Cunningham’s Law

Well it’s once again the end of August, with just enough time for one last Eponymy in August post for 2018. I’ve been saving this punchy one: today’s Eponymy is Cunningham’s Law. This is another Internet-native law, and it states,

“The best way to get the right answer on the internet is not to ask a question; it’s to post the wrong answer.”

In other words, people who wouldn’t rise to the occasion to answer your question correctly are more likely instead to correct a person who is wrong, or fight against the spread of misinformation by shouting down wrong answers to questions.
A popular old post on bash.org [CW: slurs] explains this phenomenon perfectly.

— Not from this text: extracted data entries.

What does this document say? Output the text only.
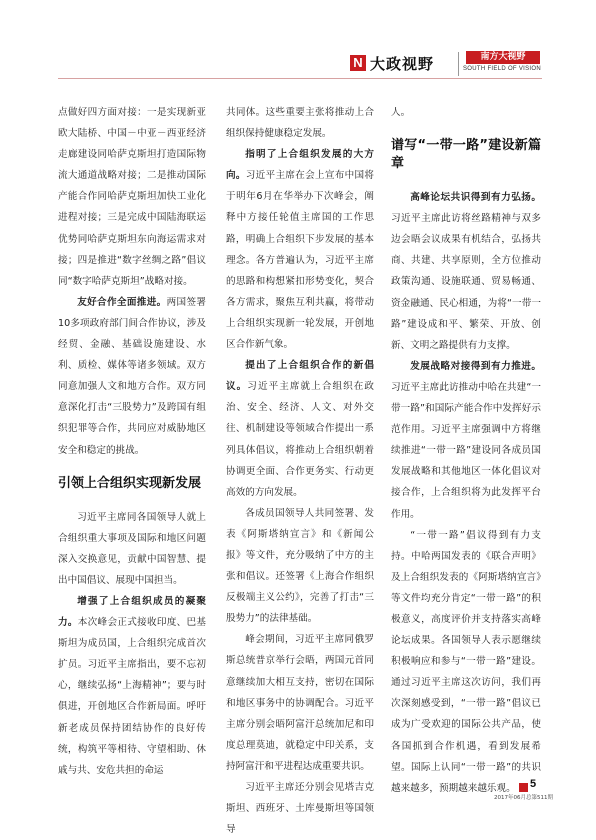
N 大政视野	南方大视野
SOUTH FIELD OF VISION

点做好四方面对接：一是实现新亚欧大陆桥、中国－中亚－西亚经济走廊建设同哈萨克斯坦打造国际物流大通道战略对接；二是推动国际产能合作同哈萨克斯坦加快工业化进程对接；三是完成中国陆海联运优势同哈萨克斯坦东向海运需求对接；四是推进“数字丝绸之路”倡议同“数字哈萨克斯坦”战略对接。

友好合作全面推进。两国签署10多项政府部门间合作协议，涉及经贸、金融、基础设施建设、水利、质检、媒体等诸多领域。双方同意加强人文和地方合作。双方同意深化打击“三股势力”及跨国有组织犯罪等合作，共同应对威胁地区安全和稳定的挑战。

引领上合组织实现新发展

习近平主席同各国领导人就上合组织重大事项及国际和地区问题深入交换意见，贡献中国智慧、提出中国倡议、展现中国担当。

增强了上合组织成员的凝聚力。本次峰会正式接收印度、巴基斯坦为成员国，上合组织完成首次扩员。习近平主席指出，要不忘初心，继续弘扬“上海精神”；要与时俱进，开创地区合作新局面。呼吁新老成员保持团结协作的良好传统，构筑平等相待、守望相助、休戚与共、安危共担的命运

共同体。这些重要主张将推动上合组织保持健康稳定发展。

指明了上合组织发展的大方向。习近平主席在会上宣布中国将于明年6月在华举办下次峰会，阐释中方接任轮值主席国的工作思路，明确上合组织下步发展的基本理念。各方普遍认为，习近平主席的思路和构想紧扣形势变化，契合各方需求，聚焦互利共赢，将带动上合组织实现新一轮发展，开创地区合作新气象。

提出了上合组织合作的新倡议。习近平主席就上合组织在政治、安全、经济、人文、对外交往、机制建设等领域合作提出一系列具体倡议，将推动上合组织朝着协调更全面、合作更务实、行动更高效的方向发展。

各成员国领导人共同签署、发表《阿斯塔纳宣言》和《新闻公报》等文件，充分吸纳了中方的主张和倡议。还签署《上海合作组织反极端主义公约》，完善了打击“三股势力”的法律基础。

峰会期间，习近平主席同俄罗斯总统普京举行会晤，两国元首同意继续加大相互支持，密切在国际和地区事务中的协调配合。习近平主席分别会晤阿富汗总统加尼和印度总理莫迪，就稳定中印关系，支持阿富汗和平进程达成重要共识。

习近平主席还分别会见塔吉克斯坦、西班牙、土库曼斯坦等国领导

人。

谱写“一带一路”建设新篇章

高峰论坛共识得到有力弘扬。习近平主席此访将丝路精神与双多边会晤会议成果有机结合，弘扬共商、共建、共享原则，全方位推动政策沟通、设施联通、贸易畅通、资金融通、民心相通，为将“一带一路”建设成和平、繁荣、开放、创新、文明之路提供有力支撑。

发展战略对接得到有力推进。习近平主席此访推动中哈在共建“一带一路”和国际产能合作中发挥好示范作用。习近平主席强调中方将继续推进“一带一路”建设同各成员国发展战略和其他地区一体化倡议对接合作，上合组织将为此发挥平台作用。

“一带一路”倡议得到有力支持。中哈两国发表的《联合声明》及上合组织发表的《阿斯塔纳宣言》等文件均充分肯定“一带一路”的积极意义，高度评价并支持落实高峰论坛成果。各国领导人表示愿继续积极响应和参与“一带一路”建设。通过习近平主席这次访问，我们再次深刻感受到，“一带一路”倡议已成为广受欢迎的国际公共产品，使各国抓到合作机遇，看到发展希望。国际上认同“一带一路”的共识越来越多，预期越来越乐观。	N

5
2017年06月总第511期
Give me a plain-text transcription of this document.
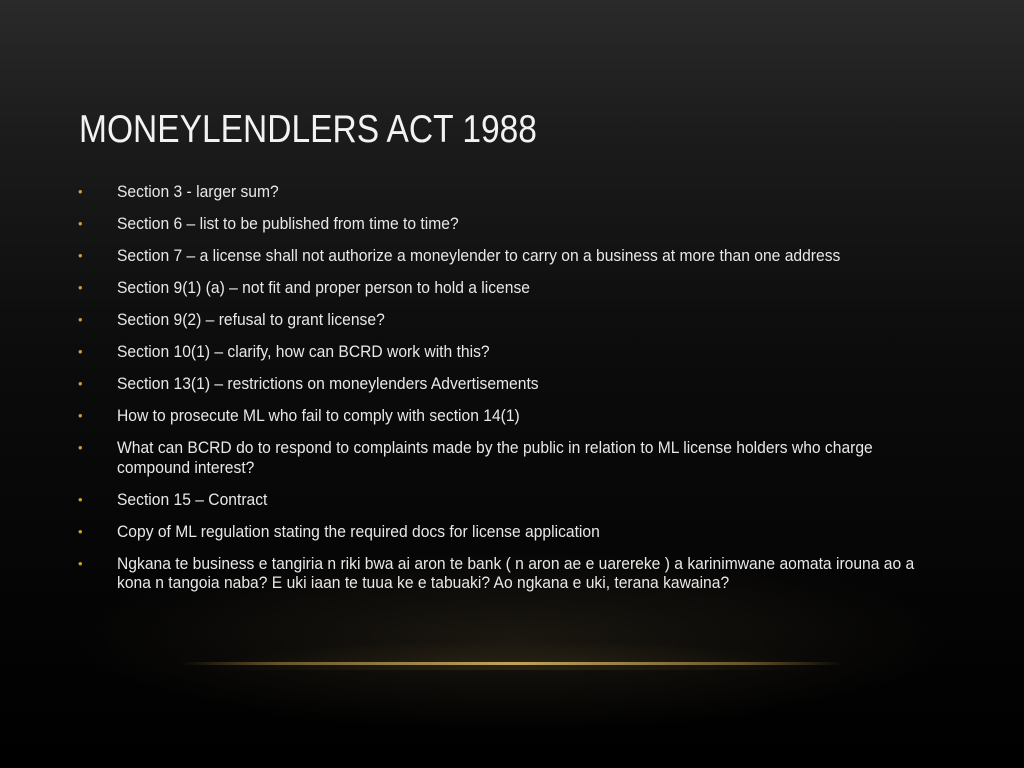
MONEYLENDLERS ACT 1988
• Section 3 - larger sum?
• Section 6 – list to be published from time to time?
• Section 7 – a license shall not authorize a moneylender to carry on a business at more than one address
• Section 9(1) (a) – not fit and proper person to hold a license
• Section 9(2) – refusal to grant license?
• Section 10(1) – clarify, how can BCRD work with this?
• Section 13(1) – restrictions on moneylenders Advertisements
• How to prosecute ML who fail to comply with section 14(1)
• What can BCRD do to respond to complaints made by the public in relation to ML license holders who charge compound interest?
• Section 15 – Contract
• Copy of ML regulation stating the required docs for license application
• Ngkana te business e tangiria n riki bwa ai aron te bank ( n aron ae e uarereke ) a karinimwane aomata irouna ao a kona n tangoia naba? E uki iaan te tuua ke e tabuaki? Ao ngkana e uki, terana kawaina?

Howard G. “Ward” Cunningham invented the wiki paradigm for collaborative editing of linked data, and its first implementation, WikiWikiWeb, in 1994. The original wiki still exists on the Web at c2.com (the company website for Ward’s consultancy Cunningham & Cunningham). He is a graudate of Purdue University, and has an impressive employment history culminating at his current [ed note: at the time of original publication] position at software analytics company New Relic. In addition to wikis, Cunningham is a leader in the fields of software design patterns and extreme programming (XP).

Former Intel exec Steven McGeady claimed that Cunningham coined his eponymous law in the 1980s based on interactions on the Internet (and beyond) message board system USENET, but Cunningham himself claims (in a Youtube video, no less) that he never suggested such a thing and was misquoted.